Wessel: Thank you for this comment! I think we came up with this term when we were working on De verste verte is hier. We had written and recorded all four songs and noticed that the title song was diverting a lot from the other three songs in regards to style. To me, there wasn’t a single moment of hesitation about IF we would place this song on the record, but it did raise the question about WHAT we were trying to achieve stylistically. 

The waviness and goth elements in this song felt very natural, and it was very fun to play, and I think I’ve never made such a poppy song before. It was new, fresh, and exciting. It made me so much more excited than the other songs on the record, actually, because it gave a glimpse of what we could be doing instead of just playing black metal music. It gave us the hope that our future music was going to be something different. So we decided to come up with our own interpretation of our style. If there’s anybody who should name this kind of music, it was going to be us. So we did. Surely, over the course of the past years, we kept reflecting on our self-fulfilling prophecy, and we think we actually made the music even more danceable, haha. So, glad that you agree.

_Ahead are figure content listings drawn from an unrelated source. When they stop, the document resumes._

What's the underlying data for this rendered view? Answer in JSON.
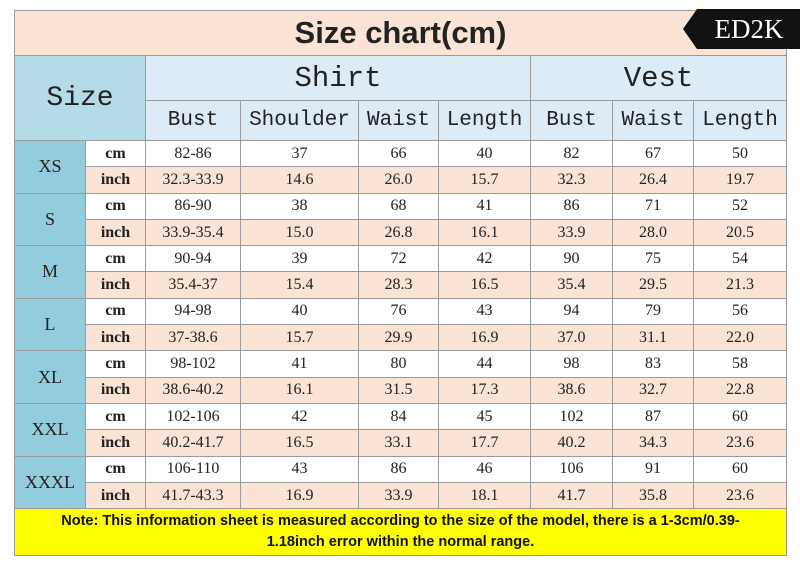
{
  "title": "Size chart(cm)",
  "logo": "ED2K",
  "header": {
    "size": "Size",
    "groups": [
      {
        "name": "Shirt",
        "span": 4
      },
      {
        "name": "Vest",
        "span": 3
      }
    ],
    "columns": [
      "Bust",
      "Shoulder",
      "Waist",
      "Length",
      "Bust",
      "Waist",
      "Length"
    ]
  },
  "sizes": [
    {
      "size": "XS",
      "rows": [
        {
          "unit": "cm",
          "cells": [
            "82-86",
            "37",
            "66",
            "40",
            "82",
            "67",
            "50"
          ]
        },
        {
          "unit": "inch",
          "cells": [
            "32.3-33.9",
            "14.6",
            "26.0",
            "15.7",
            "32.3",
            "26.4",
            "19.7"
          ]
        }
      ]
    },
    {
      "size": "S",
      "rows": [
        {
          "unit": "cm",
          "cells": [
            "86-90",
            "38",
            "68",
            "41",
            "86",
            "71",
            "52"
          ]
        },
        {
          "unit": "inch",
          "cells": [
            "33.9-35.4",
            "15.0",
            "26.8",
            "16.1",
            "33.9",
            "28.0",
            "20.5"
          ]
        }
      ]
    },
    {
      "size": "M",
      "rows": [
        {
          "unit": "cm",
          "cells": [
            "90-94",
            "39",
            "72",
            "42",
            "90",
            "75",
            "54"
          ]
        },
        {
          "unit": "inch",
          "cells": [
            "35.4-37",
            "15.4",
            "28.3",
            "16.5",
            "35.4",
            "29.5",
            "21.3"
          ]
        }
      ]
    },
    {
      "size": "L",
      "rows": [
        {
          "unit": "cm",
          "cells": [
            "94-98",
            "40",
            "76",
            "43",
            "94",
            "79",
            "56"
          ]
        },
        {
          "unit": "inch",
          "cells": [
            "37-38.6",
            "15.7",
            "29.9",
            "16.9",
            "37.0",
            "31.1",
            "22.0"
          ]
        }
      ]
    },
    {
      "size": "XL",
      "rows": [
        {
          "unit": "cm",
          "cells": [
            "98-102",
            "41",
            "80",
            "44",
            "98",
            "83",
            "58"
          ]
        },
        {
          "unit": "inch",
          "cells": [
            "38.6-40.2",
            "16.1",
            "31.5",
            "17.3",
            "38.6",
            "32.7",
            "22.8"
          ]
        }
      ]
    },
    {
      "size": "XXL",
      "rows": [
        {
          "unit": "cm",
          "cells": [
            "102-106",
            "42",
            "84",
            "45",
            "102",
            "87",
            "60"
          ]
        },
        {
          "unit": "inch",
          "cells": [
            "40.2-41.7",
            "16.5",
            "33.1",
            "17.7",
            "40.2",
            "34.3",
            "23.6"
          ]
        }
      ]
    },
    {
      "size": "XXXL",
      "rows": [
        {
          "unit": "cm",
          "cells": [
            "106-110",
            "43",
            "86",
            "46",
            "106",
            "91",
            "60"
          ]
        },
        {
          "unit": "inch",
          "cells": [
            "41.7-43.3",
            "16.9",
            "33.9",
            "18.1",
            "41.7",
            "35.8",
            "23.6"
          ]
        }
      ]
    }
  ],
  "note": "Note: This information sheet is measured according to the size of the model, there is a 1-3cm/0.39-1.18inch error within the normal range."
}
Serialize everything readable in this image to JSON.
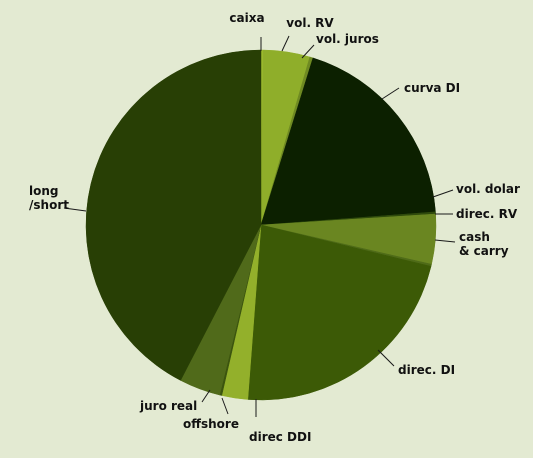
{
  "chart_data": {
    "type": "pie",
    "title": "",
    "start_angle_deg": 0,
    "direction": "clockwise",
    "slices": [
      {
        "label": "caixa",
        "value": 0.2,
        "color": "#9dbb2e"
      },
      {
        "label": "vol. RV",
        "value": 4.3,
        "color": "#8fae2a"
      },
      {
        "label": "vol. juros",
        "value": 0.3,
        "color": "#6f8a22"
      },
      {
        "label": "curva DI",
        "value": 19.0,
        "color": "#0c2000"
      },
      {
        "label": "vol. dolar",
        "value": 0.2,
        "color": "#2f4a0c"
      },
      {
        "label": "direc. RV",
        "value": 4.6,
        "color": "#6a8621"
      },
      {
        "label": "cash & carry",
        "value": 0.2,
        "color": "#4f6b18"
      },
      {
        "label": "direc. DI",
        "value": 22.4,
        "color": "#3c5a06"
      },
      {
        "label": "direc DDI",
        "value": 2.4,
        "color": "#93b02b"
      },
      {
        "label": "offshore",
        "value": 0.2,
        "color": "#3b540e"
      },
      {
        "label": "juro real",
        "value": 3.8,
        "color": "#506a1a"
      },
      {
        "label": "long /short",
        "value": 42.4,
        "color": "#283f05"
      }
    ],
    "labels": [
      {
        "lines": [
          "caixa"
        ]
      },
      {
        "lines": [
          "vol. RV"
        ]
      },
      {
        "lines": [
          "vol. juros"
        ]
      },
      {
        "lines": [
          "curva DI"
        ]
      },
      {
        "lines": [
          "vol. dolar"
        ]
      },
      {
        "lines": [
          "direc. RV"
        ]
      },
      {
        "lines": [
          "cash",
          "& carry"
        ]
      },
      {
        "lines": [
          "direc. DI"
        ]
      },
      {
        "lines": [
          "direc DDI"
        ]
      },
      {
        "lines": [
          "offshore"
        ]
      },
      {
        "lines": [
          "juro real"
        ]
      },
      {
        "lines": [
          "long",
          "/short"
        ]
      }
    ],
    "legend": "none",
    "background": "#e3ead2"
  }
}
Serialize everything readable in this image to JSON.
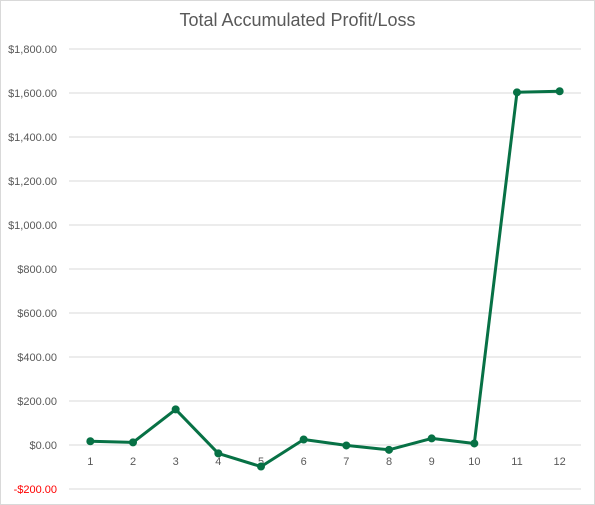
{
  "chart_data": {
    "type": "line",
    "title": "Total Accumulated Profit/Loss",
    "xlabel": "",
    "ylabel": "",
    "categories": [
      "1",
      "2",
      "3",
      "4",
      "5",
      "6",
      "7",
      "8",
      "9",
      "10",
      "11",
      "12"
    ],
    "series": [
      {
        "values": [
          17,
          12,
          162,
          -38,
          -98,
          25,
          -2,
          -22,
          30,
          7,
          1603,
          1608
        ],
        "color": "#077145"
      }
    ],
    "ylim": [
      -200,
      1800
    ],
    "y_ticks": [
      {
        "value": 1800,
        "label": "$1,800.00"
      },
      {
        "value": 1600,
        "label": "$1,600.00"
      },
      {
        "value": 1400,
        "label": "$1,400.00"
      },
      {
        "value": 1200,
        "label": "$1,200.00"
      },
      {
        "value": 1000,
        "label": "$1,000.00"
      },
      {
        "value": 800,
        "label": "$800.00"
      },
      {
        "value": 600,
        "label": "$600.00"
      },
      {
        "value": 400,
        "label": "$400.00"
      },
      {
        "value": 200,
        "label": "$200.00"
      },
      {
        "value": 0,
        "label": "$0.00"
      },
      {
        "value": -200,
        "label": "-$200.00"
      }
    ],
    "negative_label_color": "#ff0000",
    "gridline_color": "#d9d9d9",
    "grid": true,
    "legend": "none"
  }
}
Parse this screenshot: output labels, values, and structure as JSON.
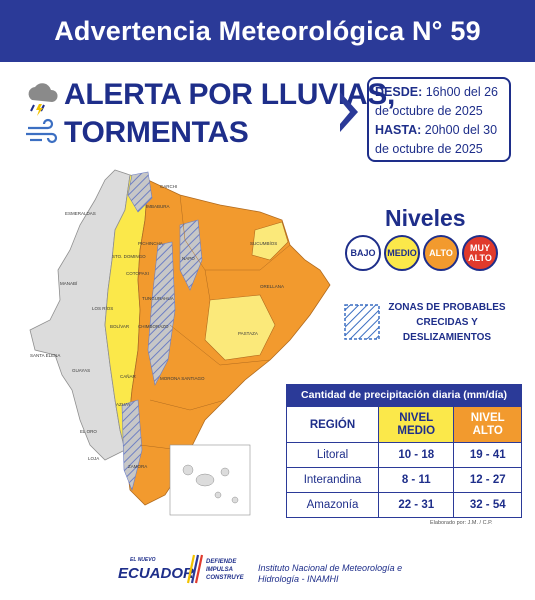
{
  "header": {
    "title": "Advertencia Meteorológica N° 59"
  },
  "alert": {
    "line1_prefix": "ALERTA POR ",
    "line1_emph": "LLUVIAS,",
    "line2": "TORMENTAS",
    "icons": [
      "rain-storm-icon",
      "wind-icon"
    ]
  },
  "dates": {
    "from_label": "DESDE:",
    "from_value": "16h00 del 26 de octubre de 2025",
    "to_label": "HASTA:",
    "to_value": "20h00 del 30 de octubre de 2025"
  },
  "map": {
    "provinces": [
      "ESMERALDAS",
      "CARCHI",
      "IMBABURA",
      "SUCUMBÍOS",
      "PICHINCHA",
      "STO. DOMINGO",
      "NAPO",
      "ORELLANA",
      "MANABÍ",
      "COTOPAXI",
      "LOS RÍOS",
      "TUNGURAHUA",
      "BOLÍVAR",
      "CHIMBORAZO",
      "PASTAZA",
      "SANTA ELENA",
      "GUAYAS",
      "CAÑAR",
      "MORONA SANTIAGO",
      "AZUAY",
      "EL ORO",
      "LOJA",
      "ZAMORA"
    ],
    "colors": {
      "bajo": "#dcdcdc",
      "medio": "#fbe84a",
      "medio_pale": "#fbe97a",
      "alto": "#f29a2e"
    }
  },
  "legend": {
    "title": "Niveles",
    "items": [
      {
        "label": "BAJO",
        "color": "#ffffff"
      },
      {
        "label": "MEDIO",
        "color": "#fbe84a"
      },
      {
        "label": "ALTO",
        "color": "#f29a2e"
      },
      {
        "label": "MUY ALTO",
        "color": "#e03a2c"
      }
    ],
    "zones_label": "ZONAS DE PROBABLES CRECIDAS Y DESLIZAMIENTOS"
  },
  "precip_table": {
    "title": "Cantidad de precipitación diaria (mm/día)",
    "headers": {
      "region": "REGIÓN",
      "medio": "NIVEL MEDIO",
      "alto": "NIVEL ALTO"
    },
    "rows": [
      {
        "region": "Litoral",
        "medio": "10 - 18",
        "alto": "19 - 41"
      },
      {
        "region": "Interandina",
        "medio": "8 - 11",
        "alto": "12 - 27"
      },
      {
        "region": "Amazonía",
        "medio": "22 - 31",
        "alto": "32 - 54"
      }
    ],
    "credit": "Elaborado por: J.M. / C.P."
  },
  "footer": {
    "logo_top": "EL NUEVO",
    "logo_main": "ECUADOR",
    "logo_slogan": [
      "DEFIENDE",
      "IMPULSA",
      "CONSTRUYE"
    ],
    "institute": "Instituto Nacional de Meteorología e Hidrología - INAMHI"
  }
}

On a similar note, what are the different lessons you learned from dance music that you didn’t learn from black metal, and vice versa?

Nicky: Groove teaches us to nurture the spiritual by including the physical.

Sylwin: The pink elephant called euphoric sensations.

Earlier this year, you spoke to our Colin Williams about Utrecht and DIY scenes in the city. How did the spirit of those scenes impact Laster’s ideology?

Sylwin: It did impact us for a while. Most importantly through how we came to work with other artists from other bands, formed new bands, played shows together, each other's attitudes, learned new stuff from all that. Frankly enough, Laster has developed into a very tight friendship built on shared values of musical creativity, openness, and aspiration. This I share most intensively with these two guys.

Similarly, you guys play it pretty loose with black metal. How do you think Utrecht black metal bands like Grey Aura and others affected your ambitions? Is it, as the saying goes, something in the water in Utrecht?

Nicky: Recent research reveals that the Netherlands boasts the highest levels of MDMA and THC-COOH in their sewage waters compared to other European nations.

Sylwin: Being a part of Grey Aura myself, I believe that in both bands, we like to be challenged to travel and go on an adventure not really knowing where to end up.

How do your masks play into your music and appearance? What do they provide to you as a musician that you couldn’t do without them?

Nicky: Sweat. Buckets, no, truckloads of sweat.

Sylwin: A visual linkage to the music through which the latter becomes more tangible.